Raw audio is ~16 kHz samples. Models rarely consume raw samples directly; they use frames:

Window the signal (e.g. 25 ms windows, 10 ms hop → 100 frames/sec).
Compute a log-mel spectrogram: short-time Fourier transform → mel filterbank → log. This mimics human pitch perception and is the de-facto standard input.
MFCCs (mel-frequency cepstral coefficients) add a DCT on top; common in classical/HMM systems, less needed for deep nets which prefer raw log-mel.

Augmentation is critical: SpecAugment (time/frequency masking + time warping on the spectrogram) is the single highest-leverage ASR augmentation, plus speed perturbation and noise mixing.
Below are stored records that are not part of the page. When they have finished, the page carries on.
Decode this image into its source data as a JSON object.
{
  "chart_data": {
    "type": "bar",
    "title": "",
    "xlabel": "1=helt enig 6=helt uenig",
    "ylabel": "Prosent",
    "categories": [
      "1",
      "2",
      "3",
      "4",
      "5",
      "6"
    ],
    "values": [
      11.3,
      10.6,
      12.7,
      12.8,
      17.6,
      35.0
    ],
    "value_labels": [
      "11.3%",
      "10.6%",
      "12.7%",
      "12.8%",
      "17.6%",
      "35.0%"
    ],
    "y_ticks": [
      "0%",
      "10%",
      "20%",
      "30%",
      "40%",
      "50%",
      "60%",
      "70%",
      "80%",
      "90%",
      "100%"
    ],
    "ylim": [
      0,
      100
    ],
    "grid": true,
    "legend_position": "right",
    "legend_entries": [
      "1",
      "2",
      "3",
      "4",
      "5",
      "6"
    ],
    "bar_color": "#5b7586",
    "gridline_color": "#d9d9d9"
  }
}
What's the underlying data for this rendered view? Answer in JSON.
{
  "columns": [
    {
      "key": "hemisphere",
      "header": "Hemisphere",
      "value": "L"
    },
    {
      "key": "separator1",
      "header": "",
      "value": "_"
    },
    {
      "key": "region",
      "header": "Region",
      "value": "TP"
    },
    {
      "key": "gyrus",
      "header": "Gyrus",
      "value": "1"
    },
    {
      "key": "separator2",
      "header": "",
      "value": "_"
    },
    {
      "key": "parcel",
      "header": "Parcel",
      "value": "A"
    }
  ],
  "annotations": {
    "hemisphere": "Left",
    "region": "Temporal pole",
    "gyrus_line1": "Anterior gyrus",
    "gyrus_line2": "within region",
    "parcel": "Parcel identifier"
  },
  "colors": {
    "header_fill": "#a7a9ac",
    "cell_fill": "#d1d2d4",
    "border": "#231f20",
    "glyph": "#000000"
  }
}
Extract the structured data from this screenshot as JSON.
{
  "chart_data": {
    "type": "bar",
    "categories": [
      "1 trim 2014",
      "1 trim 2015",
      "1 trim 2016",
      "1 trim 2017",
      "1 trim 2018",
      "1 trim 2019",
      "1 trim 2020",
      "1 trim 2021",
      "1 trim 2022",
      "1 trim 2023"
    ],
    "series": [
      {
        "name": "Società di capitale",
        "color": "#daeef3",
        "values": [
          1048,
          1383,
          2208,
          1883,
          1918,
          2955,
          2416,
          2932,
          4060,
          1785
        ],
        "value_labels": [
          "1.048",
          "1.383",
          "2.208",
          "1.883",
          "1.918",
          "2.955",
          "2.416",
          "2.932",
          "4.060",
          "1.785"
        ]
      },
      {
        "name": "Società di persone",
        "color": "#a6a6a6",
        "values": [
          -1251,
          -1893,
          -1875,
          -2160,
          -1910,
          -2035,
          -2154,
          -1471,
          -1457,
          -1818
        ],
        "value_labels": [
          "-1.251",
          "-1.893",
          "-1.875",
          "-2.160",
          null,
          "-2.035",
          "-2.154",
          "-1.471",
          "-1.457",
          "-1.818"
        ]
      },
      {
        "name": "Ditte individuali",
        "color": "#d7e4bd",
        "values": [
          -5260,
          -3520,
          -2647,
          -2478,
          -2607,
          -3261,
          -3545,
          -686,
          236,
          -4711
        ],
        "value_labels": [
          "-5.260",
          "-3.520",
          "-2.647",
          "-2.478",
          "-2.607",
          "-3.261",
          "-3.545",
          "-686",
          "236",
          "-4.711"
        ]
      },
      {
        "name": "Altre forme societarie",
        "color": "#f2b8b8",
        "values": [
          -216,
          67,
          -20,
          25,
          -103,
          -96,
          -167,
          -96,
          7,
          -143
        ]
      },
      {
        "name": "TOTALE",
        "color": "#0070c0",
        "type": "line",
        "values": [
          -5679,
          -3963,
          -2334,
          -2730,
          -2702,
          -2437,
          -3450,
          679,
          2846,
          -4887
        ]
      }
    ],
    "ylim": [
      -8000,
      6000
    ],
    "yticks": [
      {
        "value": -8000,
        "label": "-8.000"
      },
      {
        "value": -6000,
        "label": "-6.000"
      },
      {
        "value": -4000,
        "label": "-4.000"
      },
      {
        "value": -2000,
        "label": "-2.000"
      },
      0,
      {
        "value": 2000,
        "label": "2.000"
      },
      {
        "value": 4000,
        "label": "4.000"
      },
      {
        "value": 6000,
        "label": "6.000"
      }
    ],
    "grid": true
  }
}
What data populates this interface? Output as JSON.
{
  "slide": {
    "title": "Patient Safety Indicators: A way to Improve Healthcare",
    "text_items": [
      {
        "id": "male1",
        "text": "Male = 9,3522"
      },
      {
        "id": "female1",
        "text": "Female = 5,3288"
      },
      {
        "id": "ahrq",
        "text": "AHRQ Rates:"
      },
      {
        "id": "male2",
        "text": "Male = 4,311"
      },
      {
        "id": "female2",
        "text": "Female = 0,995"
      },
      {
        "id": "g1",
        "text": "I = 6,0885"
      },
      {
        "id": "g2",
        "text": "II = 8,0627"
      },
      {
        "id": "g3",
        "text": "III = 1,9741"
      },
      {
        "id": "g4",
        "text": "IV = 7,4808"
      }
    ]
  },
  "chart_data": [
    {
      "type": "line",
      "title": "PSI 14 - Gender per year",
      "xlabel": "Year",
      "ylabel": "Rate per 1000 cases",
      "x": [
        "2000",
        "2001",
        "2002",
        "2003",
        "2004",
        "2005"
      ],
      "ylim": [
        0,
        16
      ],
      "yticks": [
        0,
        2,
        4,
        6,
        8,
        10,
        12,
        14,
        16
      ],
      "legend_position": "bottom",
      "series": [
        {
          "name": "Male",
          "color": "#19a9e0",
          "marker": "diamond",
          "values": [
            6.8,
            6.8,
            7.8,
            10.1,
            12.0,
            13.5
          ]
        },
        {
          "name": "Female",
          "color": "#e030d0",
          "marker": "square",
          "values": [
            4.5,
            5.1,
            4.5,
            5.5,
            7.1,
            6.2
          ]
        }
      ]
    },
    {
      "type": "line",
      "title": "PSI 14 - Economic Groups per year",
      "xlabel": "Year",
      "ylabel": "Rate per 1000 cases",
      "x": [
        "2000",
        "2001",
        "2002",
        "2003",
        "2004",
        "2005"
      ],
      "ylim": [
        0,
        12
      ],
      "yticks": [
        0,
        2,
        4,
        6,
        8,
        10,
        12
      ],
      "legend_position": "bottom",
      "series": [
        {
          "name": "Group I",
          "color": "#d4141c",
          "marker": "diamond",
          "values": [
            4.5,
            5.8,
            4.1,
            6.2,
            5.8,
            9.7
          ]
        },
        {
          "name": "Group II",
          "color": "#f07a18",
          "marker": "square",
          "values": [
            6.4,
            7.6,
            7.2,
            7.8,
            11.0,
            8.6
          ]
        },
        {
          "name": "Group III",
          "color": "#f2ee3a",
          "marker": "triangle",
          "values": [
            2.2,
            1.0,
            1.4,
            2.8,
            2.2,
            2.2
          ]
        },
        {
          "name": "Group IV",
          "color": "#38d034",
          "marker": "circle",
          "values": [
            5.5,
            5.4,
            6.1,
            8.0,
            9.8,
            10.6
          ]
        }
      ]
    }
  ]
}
2. Acoustic / sequence model

The three end-to-end paradigms:

Paradigm	Idea	Streams?	Built-in LM?
CTC	Frame classifier + blank, marginalize alignments	Yes	No
RNN-T	CTC + label-conditioned prediction net	Yes	Yes
Attention enc-dec (LAS, Whisper)	Decoder attends over encoded audio	Hard	Yes

Encoders are usually Conformer or transformer stacks over log-mel frames. Whisper is a plain transformer encoder-decoder trained on ~680k hours of weakly-supervised web audio.

3. Language model fusion

Acoustic models benefit from an external LM, especially CTC (which has no internal LM):

Shallow fusion: add $λ lo g p_{L M} (y)$ to the acoustic score during beam search.
Deep / cold fusion: integrate LM hidden states into the decoder.
Rescoring: generate an n-best list / lattice, then re-score with a large LM (often a transformer LM).

The historical contrast (why end-to-end won)

The classical pipeline was HMM-GMM (later HMM-DNN): a pronunciation lexicon mapped words → phones, an HMM modeled phone-state transitions, a GMM/DNN modeled acoustics, and a separate n-gram LM handled language. It required forced alignment and lots of expert-built components.

End-to-end models collapse all of this into one network trained on (audio, text) pairs. They win on simplicity and, with enough data, on accuracy — at the cost of needing more data and giving up some modularity.

Evaluation

The primary metric is Word Error Rate (WER):

WER = \frac{S + D + I}{N},

where $S, D, I$ are substitutions, deletions, insertions (via edit distance to the reference) and $N$ is the number of reference words. Character Error Rate (CER) is the analog for languages without clear word boundaries. Note WER can exceed 100% (insertions).

What an interviewer expects you to say

Describe the pipeline: log-mel features → neural encoder → decoder/LM → text, and that SpecAugment is the key augmentation.
Compare the three paradigms (CTC / RNN-T / attention) on streaming, internal LM, and accuracy.
Explain external LM fusion (shallow fusion, rescoring) and why CTC needs it most.
Know WER and how it’s computed.
Bonus: explain why the field moved from HMM-GMM to end-to-end, and when you’d still prefer a streaming RNN-T (on-device, low latency) over an offline attention model (Whisper, max accuracy).

Common confusions

“Models eat raw waveforms.” Usually log-mel spectrogram frames; raw-waveform front-ends (wav2vec 2.0, SincNet) exist but features are still the norm.
“WER ≤ 100%.” False — insertions can push it above 100%.
“Whisper streams.” It’s an offline attention encoder-decoder; it needs (chunks of) the full utterance. Streaming use requires chunking hacks. RNN-T is the native streaming choice.
“Self-supervised pretraining is irrelevant.” wav2vec 2.0 / HuBERT-style self-supervised pretraining on unlabeled audio is now standard for low-resource ASR.